Pages

Kamis, 23 Februari 2012

Minum Alkohol Mengerutkan Daerah Otak Kritis di Tikus yang Rentan Secara Genetik

 Jumat, 24 Februari 2012 - Pindai otak dari dua strain tikus meminum kuantitas alcohol yang signifikan mengungkapkan pengerutan serius di beberapa daerah otak – namun hanya pada tikus yang tidak memiliki tipe reseptor dopamine tertentu, kimiawi “hadiah” otak.
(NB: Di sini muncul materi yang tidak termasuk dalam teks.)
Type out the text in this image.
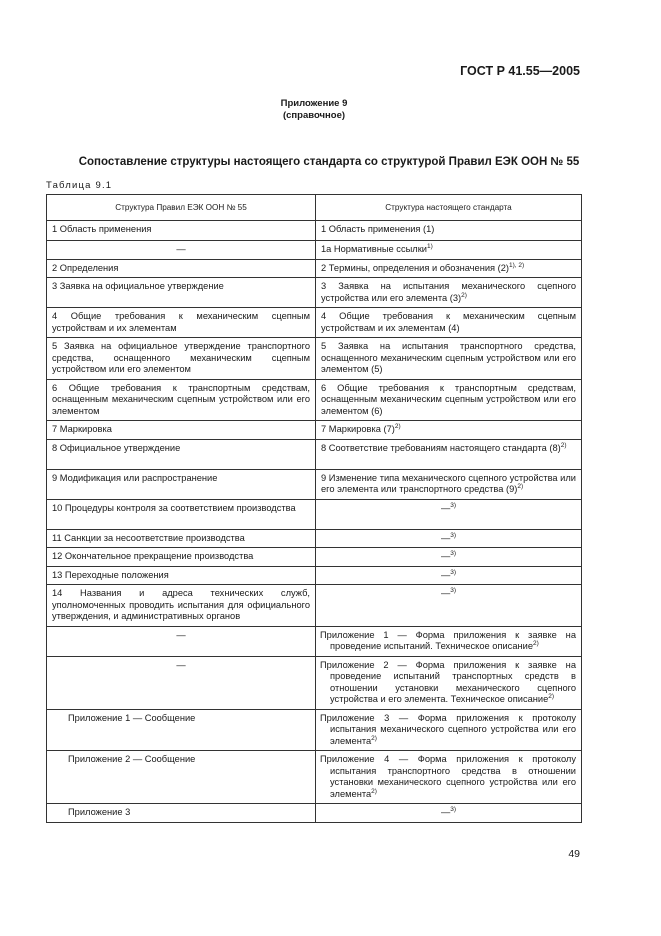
ГОСТ Р 41.55—2005
Приложение 9
(справочное)
Сопоставление структуры настоящего стандарта со структурой Правил ЕЭК ООН № 55
Таблица 9.1
Структура Правил ЕЭК ООН № 55	Структура настоящего стандарта
1 Область применения	1 Область применения (1)
—	1а Нормативные ссылки$^{1)}$
2 Определения	2 Термины, определения и обозначения $(2)^{1), 2)}$
3 Заявка на официальное утверждение	3 Заявка на испытания механического сцепного устройства или его элемента $(3)^{2)}$
4 Общие требования к механическим сцепным устройствам и их элементам	4 Общие требования к механическим сцепным устройствам и их элементам (4)
5 Заявка на официальное утверждение транспортного средства, оснащенного механическим сцепным устройством или его элементом	5 Заявка на испытания транспортного средства, оснащенного механическим сцепным устройством или его элементом (5)
6 Общие требования к транспортным средствам, оснащенным механическим сцепным устройством или его элементом	6 Общие требования к транспортным средствам, оснащенным механическим сцепным устройством или его элементом (6)
7 Маркировка	7 Маркировка $(7)^{2)}$
8 Официальное утверждение	8 Соответствие требованиям настоящего стандарта $(8)^{2)}$
9 Модификация или распространение	9 Изменение типа механического сцепного устройства или его элемента или транспортного средства $(9)^{2)}$
10 Процедуры контроля за соответствием производства	—$^{3)}$
11 Санкции за несоответствие производства	—$^{3)}$
12 Окончательное прекращение производства	—$^{3)}$
13 Переходные положения	—$^{3)}$
14 Названия и адреса технических служб, уполномоченных проводить испытания для официального утверждения, и административных органов	—$^{3)}$
—	Приложение 1 — Форма приложения к заявке на проведение испытаний. Техническое описание$^{2)}$
—	Приложение 2 — Форма приложения к заявке на проведение испытаний транспортных средств в отношении установки механического сцепного устройства и его элемента. Техническое описание$^{2)}$
Приложение 1 — Сообщение	Приложение 3 — Форма приложения к протоколу испытания механического сцепного устройства или его элемента$^{2)}$
Приложение 2 — Сообщение	Приложение 4 — Форма приложения к протоколу испытания транспортного средства в отношении установки механического сцепного устройства или его элемента$^{2)}$
Приложение 3	—$^{3)}$
49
Studi ini, dilakukan di Laboratorium Nasional Brookhaven Departemen Energi AS dan diterbitkan bulan Mei 2012 dalam jurnal Alcoholism: Clinical and Experimental Research, memberikan bukti baru kalau reseptor dopamine ini, yaitu DRD2, berperan protektif terhadap kerusakan otak yang disebabkan alcohol.
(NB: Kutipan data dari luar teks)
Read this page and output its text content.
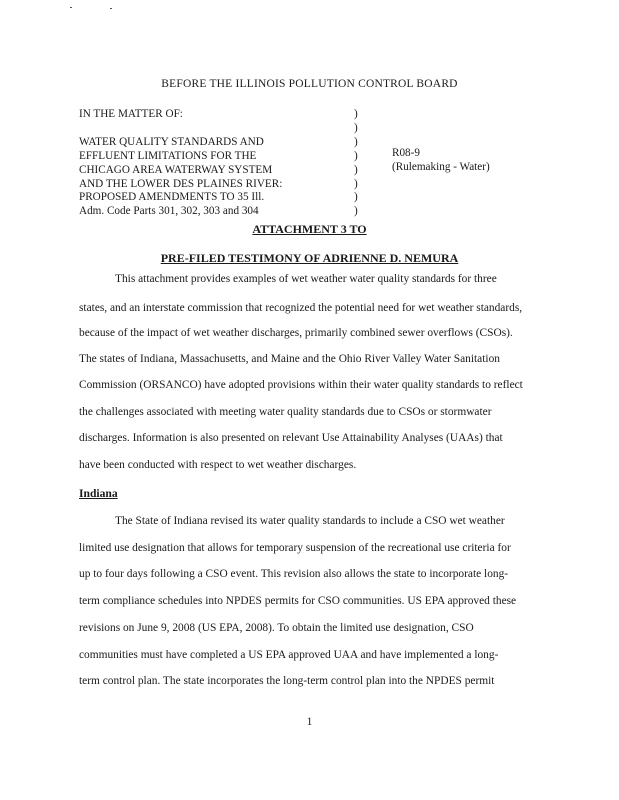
BEFORE THE ILLINOIS POLLUTION CONTROL BOARD
IN THE MATTER OF:
WATER QUALITY STANDARDS AND
EFFLUENT LIMITATIONS FOR THE
CHICAGO AREA WATERWAY SYSTEM
AND THE LOWER DES PLAINES RIVER:
PROPOSED AMENDMENTS TO 35 Ill.
Adm. Code Parts 301, 302, 303 and 304
)
)
)
)
)
)
)
)
R08-9
(Rulemaking - Water)
ATTACHMENT 3 TO
PRE-FILED TESTIMONY OF ADRIENNE D. NEMURA
This attachment provides examples of wet weather water quality standards for three
states, and an interstate commission that recognized the potential need for wet weather standards,
because of the impact of wet weather discharges, primarily combined sewer overflows (CSOs).
The states of Indiana, Massachusetts, and Maine and the Ohio River Valley Water Sanitation
Commission (ORSANCO) have adopted provisions within their water quality standards to reflect
the challenges associated with meeting water quality standards due to CSOs or stormwater
discharges. Information is also presented on relevant Use Attainability Analyses (UAAs) that
have been conducted with respect to wet weather discharges.
Indiana
The State of Indiana revised its water quality standards to include a CSO wet weather
limited use designation that allows for temporary suspension of the recreational use criteria for
up to four days following a CSO event. This revision also allows the state to incorporate long-
term compliance schedules into NPDES permits for CSO communities. US EPA approved these
revisions on June 9, 2008 (US EPA, 2008). To obtain the limited use designation, CSO
communities must have completed a US EPA approved UAA and have implemented a long-
term control plan. The state incorporates the long-term control plan into the NPDES permit
1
“Studi ini jelas menunjukkan interaksi antara factor genetic dan lingkungan dalam menentukan dampak perusak alcohol pada otak, dan didukung oleh penelitian-penelitian sebelumnya, menunjukkan peran protektif reseptor D2 dopamin terhadap efek kecanduan alcohol,” kata peneliti   Foteini Delis, seorang ahli neuroanatomi dari Lab Pencitraan Syaraf dan Neurofarmakologi Perilaku di Brookhaven, yang didanai lewat   National Institute on Alcohol Abuse and Alcoholism (NIAAA). Peneliti lain sekaligus ilmuan syaraf Brookhaven/NIAA, Peter Thanos mengatakan kalau, “Studi ini harusnya membantu kita memahami lebih baik peran keanekaragaman genetic pada alkoholisme dan kerusakan otak karena alcohol pada manusia, dan memberi jalan pada strategi pencegahan dan perawatan yang lebih efektif.”
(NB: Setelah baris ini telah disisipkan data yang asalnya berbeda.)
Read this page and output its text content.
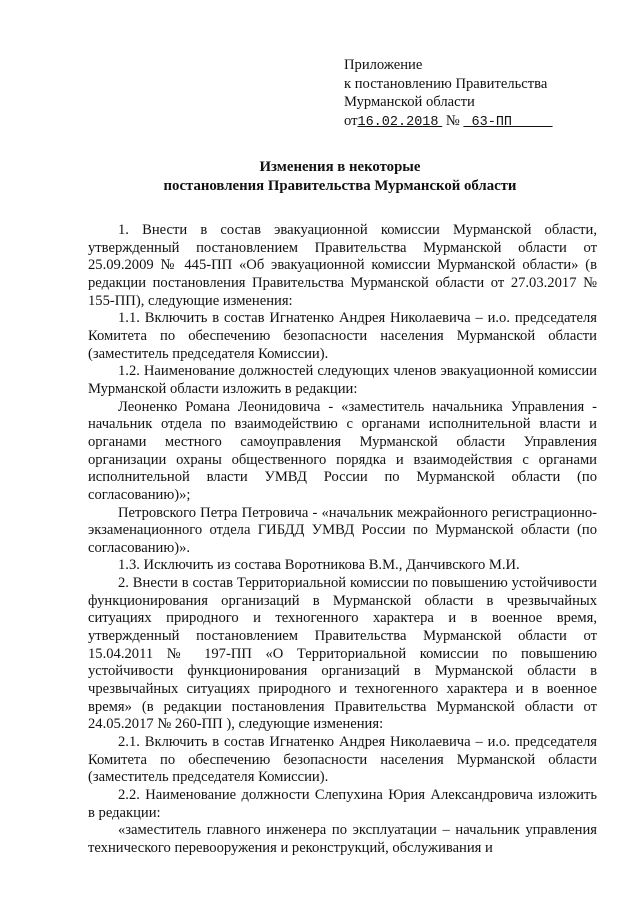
Приложение
к постановлению Правительства
Мурманской области
от16.02.2018 № 63-ПП
Изменения в некоторые
постановления Правительства Мурманской области

1. Внести в состав эвакуационной комиссии Мурманской области, утвержденный постановлением Правительства Мурманской области от 25.09.2009 № 445-ПП «Об эвакуационной комиссии Мурманской области» (в редакции постановления Правительства Мурманской области от 27.03.2017 № 155-ПП), следующие изменения:

1.1. Включить в состав Игнатенко Андрея Николаевича – и.о. председателя Комитета по обеспечению безопасности населения Мурманской области (заместитель председателя Комиссии).

1.2. Наименование должностей следующих членов эвакуационной комиссии Мурманской области изложить в редакции:

Леоненко Романа Леонидовича - «заместитель начальника Управления - начальник отдела по взаимодействию с органами исполнительной власти и органами местного самоуправления Мурманской области Управления организации охраны общественного порядка и взаимодействия с органами исполнительной власти УМВД России по Мурманской области (по согласованию)»;

Петровского Петра Петровича - «начальник межрайонного регистрационно-экзаменационного отдела ГИБДД УМВД России по Мурманской области (по согласованию)».

1.3. Исключить из состава Воротникова В.М., Данчивского М.И.

2. Внести в состав Территориальной комиссии по повышению устойчивости функционирования организаций в Мурманской области в чрезвычайных ситуациях природного и техногенного характера и в военное время, утвержденный постановлением Правительства Мурманской области от 15.04.2011 № 197-ПП «О Территориальной комиссии по повышению устойчивости функционирования организаций в Мурманской области в чрезвычайных ситуациях природного и техногенного характера и в военное время» (в редакции постановления Правительства Мурманской области от 24.05.2017 № 260-ПП ), следующие изменения:

2.1. Включить в состав Игнатенко Андрея Николаевича – и.о. председателя Комитета по обеспечению безопасности населения Мурманской области (заместитель председателя Комиссии).

2.2. Наименование должности Слепухина Юрия Александровича изложить в редакции:

«заместитель главного инженера по эксплуатации – начальник управления технического перевооружения и реконструкций, обслуживания и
Studi saat ini secara khusus mempelajari bagaimana konsumsi alcohol mempengaruhi volume otak – keseluruhan dan daerah demi daerah – pada tikus normal dan strain tikus yang tidak memiliki gen untuk reseptor D2 dopamine. Separuh dari tiap kelompok minum air putih sementara separuhnya meminum larutan 20 persen etanol selama enam bulan. Kemudian para ilmuan melakukan pindai   magnetic resonance imaging (MRI) pada semua tikus dan membandingkan pindai dari yang meminum alcohol dengan yang meminum air dari tiap kelompok.
Pindai menunjukkan kalau minum alcohol kronik menyebabkan atrofi otak keseluruhan dan pengerutan khusus pada korteks serebral dan thalamus pada tikus yang tidak memiliki reseptor D2 dopamine, namun tidak pada tikus dengan tingkat reseptor normal. Tikus pada kedua kelompok meminum jumlah alcohol yang sama.
 “Pola kerusakan otak ini meniru aspek patologi otak unik pada alkoholik manusia, sehingga penelitian ini memperluas keabsahan menggunakan tikus ini sebagai model mempelajari alkoholisme manusia,” kata Thanos.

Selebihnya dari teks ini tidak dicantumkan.